For Baron, this cultural fixation on women’s bodies—which manifests particularly strongly for actresses in the public eye—translated to insecurities early in her career when her first reaction to rejection was to analyze her weight. “It’s hard to sit in a waiting room and look at a bunch of girls. My internal monologue was ‘I’ll never get this part. Look at this girl. she’s 20 pounds lighter than me. She’s prettier,’” Baron says.“You get to a point where if you’re not cast, you think, ‘Maybe I need to lose weight. Maybe that’s why.’”
You get to a point where if you’re not cast, you think, ‘Maybe I need to lose weight. Maybe that’s why.’
This is likely why Baron cherishes “GLOW,” where she learned on day one that—despite the rigorous training the cast would have to go through to play wrestlers—none of them were expected to lose weight. “I remember in one of my first costume fittings, they told us, ‘No. They don’t want you to lose weight. Stay the way you are,’” Baron says. “They cast all of us because of the way we were.
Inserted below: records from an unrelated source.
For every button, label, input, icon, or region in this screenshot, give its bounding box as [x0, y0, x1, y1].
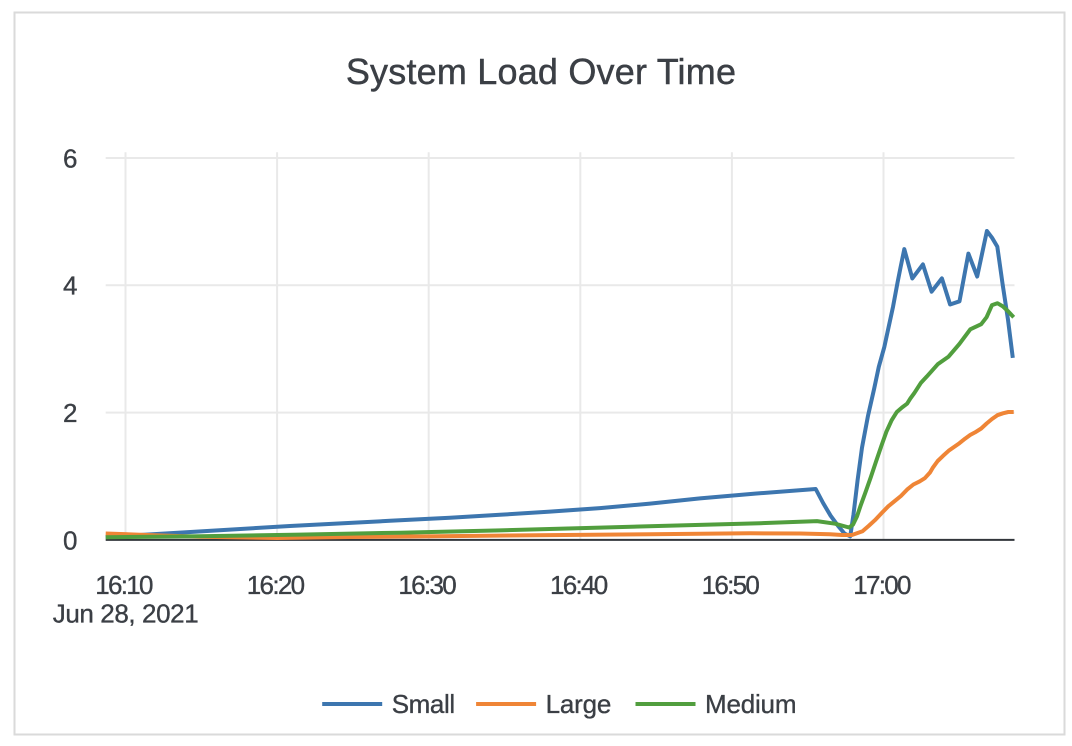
- svg-text:0: 0: [63, 525, 77, 555]
- svg-text:16:30: 16:30: [398, 570, 456, 600]
- svg-text:Medium: Medium: [705, 689, 796, 719]
- svg-text:6: 6: [63, 143, 77, 173]
- svg-text:4: 4: [63, 271, 77, 301]
- svg-text:16:40: 16:40: [550, 570, 608, 600]
- svg-text:System Load Over Time: System Load Over Time: [346, 51, 736, 92]
- svg-text:16:20: 16:20: [247, 570, 305, 600]
- svg-text:16:10: 16:10: [95, 570, 153, 600]
- svg-text:Jun 28, 2021: Jun 28, 2021: [53, 599, 199, 629]
- svg-text:Large: Large: [546, 689, 612, 719]
- svg-text:17:00: 17:00: [853, 570, 911, 600]
- svg-text:2: 2: [63, 398, 77, 428]
- svg-text:Small: Small: [392, 689, 455, 719]
- svg-text:16:50: 16:50: [702, 570, 760, 600]
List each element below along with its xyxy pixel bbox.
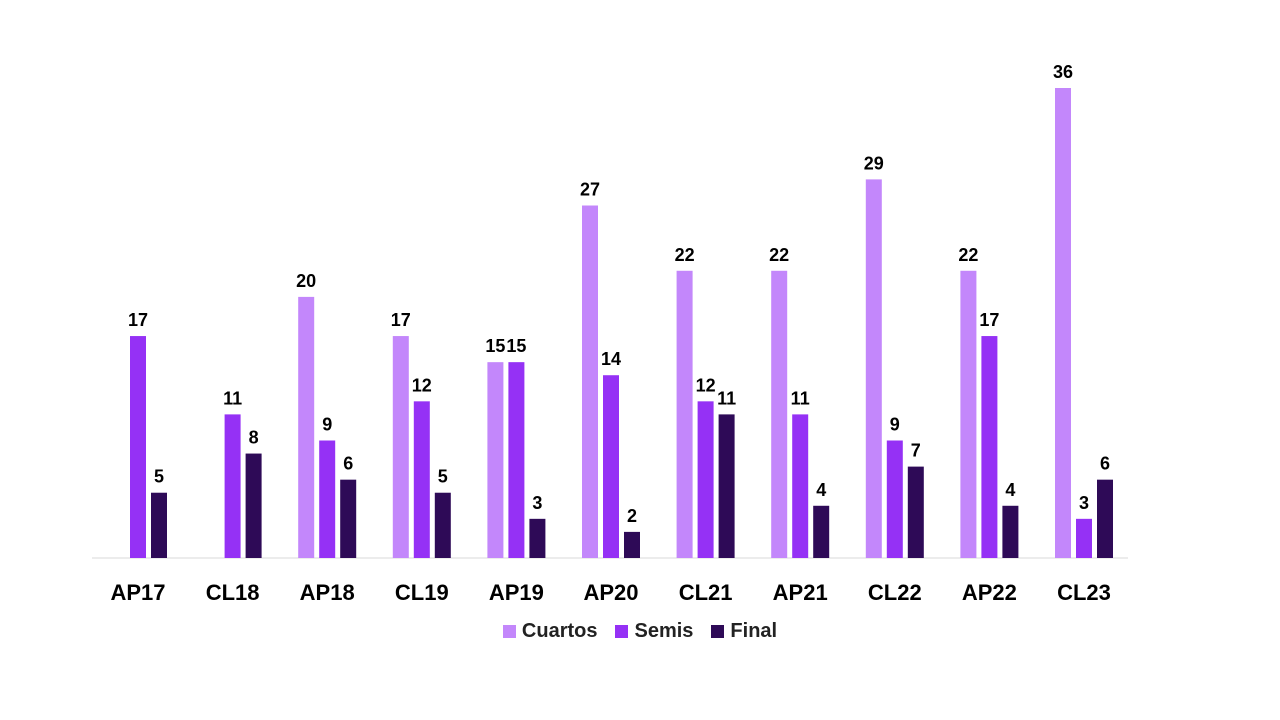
category-label-cl22: CL22 [868, 580, 922, 605]
value-label-cuartos-cl21: 22 [675, 245, 695, 265]
bar-semis-ap17 [130, 336, 146, 558]
value-label-semis-ap20: 14 [601, 349, 621, 369]
value-label-cuartos-cl19: 17 [391, 310, 411, 330]
value-label-semis-ap19: 15 [506, 336, 526, 356]
category-label-ap20: AP20 [583, 580, 638, 605]
value-label-final-ap20: 2 [627, 506, 637, 526]
bar-semis-cl19 [413, 401, 430, 558]
value-label-final-ap22: 4 [1005, 480, 1015, 500]
value-label-cuartos-ap18: 20 [296, 271, 316, 291]
bar-cuartos-ap18 [298, 296, 315, 558]
value-label-final-ap17: 5 [154, 467, 164, 487]
category-label-cl21: CL21 [679, 580, 733, 605]
bar-final-cl18 [245, 453, 262, 558]
category-labels-group: AP17 CL18 AP18 CL19 AP19 AP20 CL21 AP21 CL22 AP22… [110, 580, 1110, 605]
bar-semis-cl21 [697, 401, 714, 558]
bar-final-ap19 [529, 518, 546, 558]
value-label-semis-cl22: 9 [890, 415, 900, 435]
bar-cuartos-cl23 [1055, 88, 1071, 558]
bar-final-cl19 [434, 492, 451, 558]
bar-cuartos-ap20 [582, 205, 598, 558]
value-label-cuartos-ap19: 15 [485, 336, 505, 356]
value-label-final-cl23: 6 [1100, 454, 1110, 474]
legend-swatch-cuartos [502, 625, 516, 638]
bar-semis-cl23 [1076, 518, 1092, 558]
bar-semis-ap21 [792, 414, 809, 558]
legend-label-final: Final [730, 620, 778, 642]
value-label-final-ap18: 6 [343, 454, 353, 474]
value-label-final-cl19: 5 [438, 467, 448, 487]
value-label-cuartos-ap21: 22 [769, 245, 789, 265]
bar-semis-cl22 [886, 440, 903, 558]
value-label-semis-ap21: 11 [791, 388, 810, 408]
bar-cuartos-ap21 [771, 270, 788, 558]
value-label-cuartos-cl22: 29 [864, 153, 884, 173]
bar-final-ap17 [151, 492, 167, 558]
bar-final-cl23 [1097, 479, 1113, 558]
category-label-ap22: AP22 [962, 580, 1017, 605]
bar-cuartos-cl19 [392, 336, 409, 558]
legend: Cuartos Semis Final [0, 620, 1280, 643]
bar-semis-ap20 [603, 375, 619, 558]
bar-cuartos-ap22 [960, 270, 977, 558]
value-label-final-ap19: 3 [532, 493, 542, 513]
value-label-semis-ap22: 17 [979, 310, 999, 330]
bar-semis-ap18 [319, 440, 336, 558]
value-label-cuartos-ap22: 22 [958, 245, 978, 265]
bar-final-cl22 [907, 466, 924, 558]
value-label-semis-ap17: 17 [128, 310, 148, 330]
legend-label-semis: Semis [634, 620, 694, 642]
value-label-semis-ap18: 9 [322, 415, 332, 435]
legend-swatch-semis [615, 625, 629, 638]
value-label-semis-cl21: 12 [696, 375, 716, 395]
bar-semis-ap19 [508, 362, 525, 558]
bar-cuartos-cl22 [865, 179, 882, 558]
category-label-ap19: AP19 [489, 580, 544, 605]
legend-item-cuartos: Cuartos [502, 620, 598, 643]
bars-group [130, 88, 1113, 558]
value-label-cuartos-cl23: 36 [1053, 62, 1073, 82]
value-label-semis-cl18: 11 [223, 388, 242, 408]
category-label-cl18: CL18 [206, 580, 260, 605]
legend-item-final: Final [711, 620, 777, 643]
bar-semis-ap22 [981, 336, 998, 558]
legend-label-cuartos: Cuartos [521, 620, 598, 642]
bar-final-cl21 [718, 414, 735, 558]
value-label-final-cl18: 8 [249, 428, 259, 448]
category-label-ap17: AP17 [110, 580, 165, 605]
value-label-cuartos-ap20: 27 [580, 180, 600, 200]
bar-cuartos-cl21 [676, 270, 693, 558]
bar-final-ap22 [1002, 505, 1019, 558]
bar-cuartos-ap19 [487, 362, 504, 558]
value-label-final-cl21: 11 [717, 388, 736, 408]
category-label-ap18: AP18 [300, 580, 355, 605]
category-label-cl19: CL19 [395, 580, 449, 605]
category-label-cl23: CL23 [1057, 580, 1111, 605]
value-label-final-cl22: 7 [911, 441, 921, 461]
bar-semis-cl18 [224, 414, 241, 558]
bar-final-ap20 [624, 531, 640, 558]
category-label-ap21: AP21 [773, 580, 828, 605]
legend-item-semis: Semis [615, 620, 693, 643]
bar-final-ap21 [813, 505, 830, 558]
bar-final-ap18 [340, 479, 357, 558]
value-label-semis-cl23: 3 [1079, 493, 1089, 513]
value-label-final-ap21: 4 [816, 480, 826, 500]
legend-swatch-final [711, 625, 725, 638]
value-label-semis-cl19: 12 [412, 375, 432, 395]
It was not about losing weight or getting a six pack.”
Though Baron is still interested in playing male parts (her dream would be Jafar from “Aladdin”), she’s ready to put down Sherlock Holmes and catch the wave of better representation for on-screen women.
“As a kid I was so drawn to male roles because a lot of times the men get the best part. Luckily, today, there are more interesting female parts being written,” Baron says. “I love ‘GLOW’ because it’s about being loud, big, and showing personalities. It’s different types of women. We’re starting to see real characters and real stories being told—not cookie-cutter images.”